Following talks in Switzerland, US Vice President JD Vance announced that Iran had "agreed to invite back inspectors" from the International Atomic Energy Agency, describing it as "a major step" and "a first move toward definitive denuclearization."
Tehran's response came within hours: a flat denial.
"We have not had a meeting with IAEA Director General Rafael Grossi," declared Iranian foreign ministry spokesman Esmaïl Baghaï.
"We do not plan for the Agency to inspect Iranian nuclear facilities damaged by American and Zionist military aggression." Iran's UN ambassador in Geneva was equally blunt: any such information is "erroneous."
The Art of the Iranian Contradiction
This is not a misunderstanding. This is a pattern. The Islamic Republic has elevated the art of saying one thing to foreign interlocutors and doing another to a governing principle. Tehran suspended IAEA cooperation entirely in July 2025, only to partially restore it in September, while continuing to block access to the very sites bombed by Israel and the United States at Fordo, Natanz and Isfahan.
Inspectors have visited the Bushehr nuclear power plant. They have not been allowed anywhere near the damaged facilities. Iran cites "security concerns." What it means is: we have something to hide.

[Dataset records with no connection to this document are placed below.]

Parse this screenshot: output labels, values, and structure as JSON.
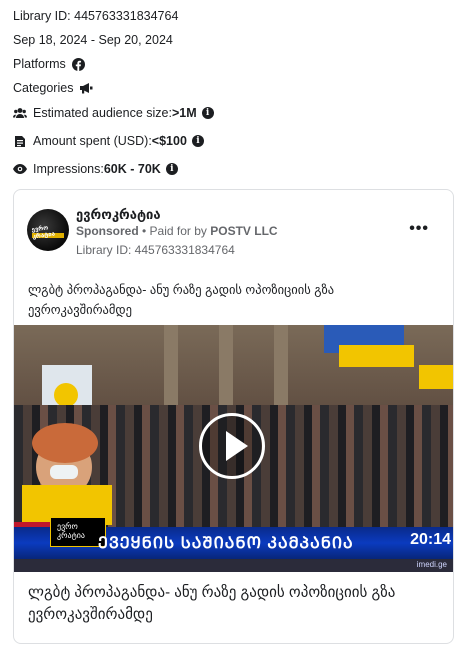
{
  "library_id": "Library ID: 445763331834764",
  "date_range": "Sep 18, 2024 - Sep 20, 2024",
  "platforms_label": "Platforms",
  "categories_label": "Categories",
  "audience": {
    "label": "Estimated audience size: ",
    "value": ">1M"
  },
  "spent": {
    "label": "Amount spent (USD): ",
    "value": "<$100"
  },
  "impressions": {
    "label": "Impressions: ",
    "value": "60K - 70K"
  },
  "info_glyph": "i",
  "ad": {
    "page_name": "ევროკრატია",
    "sponsored": "Sponsored",
    "dot": " • ",
    "paid_for_by": "Paid for by ",
    "payer": "POSTV LLC",
    "library_id": "Library ID: 445763331834764",
    "more": "•••",
    "body": "ლგბტ პროპაგანდა- ანუ რაზე გადის ოპოზიციის გზა ევროკავშირამდე",
    "caption": "ლგბტ პროპაგანდა- ანუ რაზე გადის ოპოზიციის გზა ევროკავშირამდე",
    "avatar_text": "ევრო კრატია",
    "video": {
      "ticker": "ᲔᲕᲔᲧᲜᲘᲡ ᲡᲐᲨᲘᲐᲜᲝ ᲙᲐᲛᲞᲐᲜᲘᲐ",
      "time": "20:14",
      "site": "imedi.ge",
      "logo": "ევრო კრატია"
    }
  },
  "colors": {
    "text": "#1c1e21",
    "muted": "#65676b",
    "border": "#dddfe2",
    "ticker_blue": "#0b3bbf",
    "flag_yellow": "#f2c500"
  },
  "icons": [
    "facebook-icon",
    "megaphone-icon",
    "audience-icon",
    "billing-icon",
    "eye-icon",
    "info-icon",
    "play-icon",
    "more-icon"
  ]
}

The entire premise of the US-Iran framework rests on Iran's commitment to transparency about its nuclear programme. If Tehran will not allow inspectors into bombed sites, the most urgent verification priority of all, then the agreement is built on sand.
JD Vance called IAEA access "a first step toward definitive denuclearization." Iran called that claim false before the day was out.
For anyone still wondering whether the Islamic Republic negotiates in good faith: there is your answer.